Architecture
UI design
Mock-ups of the desired functionality can be found here. Overall, these designs incorporate two key concepts: that a dataset, containing datafiles, can be uploaded to a visit, and that datafiles can be uploaded to a dataset.
Proposed Architecture
The image below shows how the proposed system will be split into various microservices, accessible through their respective APIs.
The S3 storage can be seen as a cache until the data is moved to tape. This will need a separate piece of software to be developed, detailed here.
ICAT Entities
To track any additional uploads, a different set of database entities will need to be created based on whether the user wishes to supplement a visit with a dataset or a datafile to a dataset. The existing schema is fit for purpose and isn’t expected to change. If a user wishes to append data to their visit, a new dataset will need to be created, likewise, if a user wishes to add a datafile to a dataset, a new datafile will need to be created. Access to ICAT is achieved through its RESTful interface.
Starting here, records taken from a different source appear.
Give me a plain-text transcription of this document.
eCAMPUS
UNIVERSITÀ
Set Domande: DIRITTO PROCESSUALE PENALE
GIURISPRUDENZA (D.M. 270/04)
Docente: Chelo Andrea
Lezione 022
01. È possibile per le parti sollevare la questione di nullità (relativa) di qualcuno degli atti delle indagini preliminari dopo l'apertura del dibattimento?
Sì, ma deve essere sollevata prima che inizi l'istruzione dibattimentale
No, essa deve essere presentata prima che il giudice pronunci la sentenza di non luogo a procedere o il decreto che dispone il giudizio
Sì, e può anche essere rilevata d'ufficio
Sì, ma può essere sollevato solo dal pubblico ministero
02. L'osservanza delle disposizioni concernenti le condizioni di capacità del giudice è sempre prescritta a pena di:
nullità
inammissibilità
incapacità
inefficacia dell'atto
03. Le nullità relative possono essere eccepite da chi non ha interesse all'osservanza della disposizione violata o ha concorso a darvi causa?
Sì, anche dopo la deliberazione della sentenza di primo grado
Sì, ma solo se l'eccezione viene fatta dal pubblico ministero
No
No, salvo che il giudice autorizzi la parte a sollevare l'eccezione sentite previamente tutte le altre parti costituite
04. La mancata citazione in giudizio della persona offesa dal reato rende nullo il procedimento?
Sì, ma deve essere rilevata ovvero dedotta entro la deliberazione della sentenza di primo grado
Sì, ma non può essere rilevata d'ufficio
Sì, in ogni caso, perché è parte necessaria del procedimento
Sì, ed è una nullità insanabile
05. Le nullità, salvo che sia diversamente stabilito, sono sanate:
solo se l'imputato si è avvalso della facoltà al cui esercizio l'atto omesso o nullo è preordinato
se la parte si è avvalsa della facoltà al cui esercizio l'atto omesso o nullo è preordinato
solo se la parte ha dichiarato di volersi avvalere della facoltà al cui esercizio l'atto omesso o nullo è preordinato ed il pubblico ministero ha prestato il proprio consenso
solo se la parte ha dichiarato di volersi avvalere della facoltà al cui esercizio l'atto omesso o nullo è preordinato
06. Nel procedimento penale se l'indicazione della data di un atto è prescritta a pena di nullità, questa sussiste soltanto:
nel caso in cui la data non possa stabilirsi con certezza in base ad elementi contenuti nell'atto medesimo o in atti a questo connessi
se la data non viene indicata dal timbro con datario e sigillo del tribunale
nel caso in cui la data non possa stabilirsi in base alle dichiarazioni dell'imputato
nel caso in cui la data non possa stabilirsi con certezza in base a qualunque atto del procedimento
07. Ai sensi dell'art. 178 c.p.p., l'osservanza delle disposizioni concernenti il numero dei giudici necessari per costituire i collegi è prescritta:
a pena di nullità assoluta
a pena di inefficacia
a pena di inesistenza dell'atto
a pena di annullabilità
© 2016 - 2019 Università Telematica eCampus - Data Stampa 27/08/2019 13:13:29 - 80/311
Authentication & Authorisation
The initial step involves the user accessing DataGateway, which ensures that users can log in and only access the content they are authorised to view. However, since the proposed system adopts a microservices architecture, it is crucial to implement the necessary security measures to prevent users from bypassing the user interface and directly interacting with the API. The upload back-end component is the service responsible for direct interactions with the respective databases. It verifies user authentication by retrieving the user's session based on their session ID. The ICAT API can be used to fetch the user's session details, confirming their logged-in status and the remaining session duration.
Choice of Frameworks
A meeting has been held with a developer from Zenodo to discuss how they facilitate uploads, whist they admitted their current solution was complex, he expressed a future plan to move to a protocol called tus.io.
tus.io is an open-source, cross-platform protocol designed to facilitate reliable and efficient file uploads over HTTP. It facilitates resumable file uploads, allowing large files to be uploaded in smaller chunks. The protocol provides features like pause/resume functionality, support for parallel uploads, and compatibility with various platforms and programming languages. The Tus protocol includes both client and server interfaces and is based on the core HTTP/1 and HTTP/2 protocols.
Uppy is an open-source JavaScript library that simplifies the process of handling file uploads in web applications. It provides users with a customisable user interface for selecting, uploading, and managing files from various sources, such as local devices, cloud storage services, and remote URLs. Uppy facilitates drag-and-drop functionality (Figure 4), real-time progress indicators and support for chunked uploads (Uppy, 2023). This, combined with the tus.io protocol, could provide a robust solution for the resumable upload of large files.